Yes, it is definitely your employer’s responsibility to provide a safe working environment at all times. There are variables that can influence the risk, including the type of job that you agree to do for them. They should always have equipment available to make the job safer and easier for everyone they hire. Their training program should include all the details you need to make good decisions and be aware of the potential risks.
Never assume they are doing what they should. Question anything that seems out of line. If you feel there is a risk to you or someone else, it has to be addressed. Don’t wait until someone gets hurt to make a statement about it. Open communication is essential, and you should present your concerns to your supervisor as soon as they emerge.
Perhaps you thought of a better way to accomplish tasks that also lower the risk involved. Don’t hesitate to bring that suggestion to their attention. They may have done it the other way for a long time, but that doesn’t mean there isn’t room for improvement. Information from the actual employees performing those tasks is valuable to the safety of everyone.
Take a Leadership Role for Safety
Going to work is an opportunity to learn, make money, and feel a sense of worth. Don’t get too comfortable with those tasks though that you ignore the need for safety. Strive to take a leadership role. Volunteer to be part of a committee that takes on the challenges and finds solutions to safety concerns within that organisation.
Protect yourself and others at all times.
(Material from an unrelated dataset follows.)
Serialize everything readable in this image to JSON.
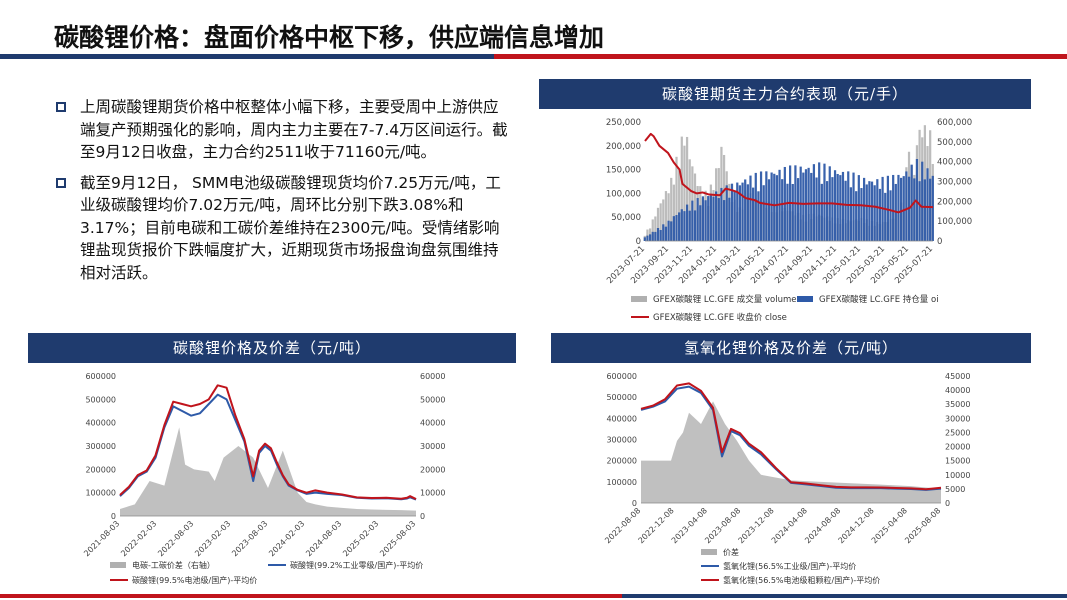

Take a stand against anything that puts someone at risk. Don’t do it because you don’t want to create waves. You have a right to stand your ground and refuse to take part in any tasks at a place of employment that compromise your safety or the safety of someone else.
Listen to your gut instincts about it. You may struggle to put your finger on what isn’t right, but you can’t stop that nagging feeling. You don’t have concrete evidence there is a problem but you are concerned there may be. It is always best to err on the side of caution and allow the situation to be fully evaluated and reviewed by those in a position to do so. The life you save may be your own!
Most employers are receptive when an employee brings a potential safety issue to the table. They want to know about the situation and search for ways to resolve it before anyone gets hurt. Sadly, that isn’t always the outcome and it should upset you. Don’t give up because your supervisor isn’t taking it seriously or the owner wants to make money.
There are resources you can count on outside of the organisation when your concerns are being ignored. There are laws in place to protect your rights to work in a safe work environment. They will investigate the situation. They will get to the bottom of the situation and hold employers accountable if necessary if safety isn’t a priority at that business.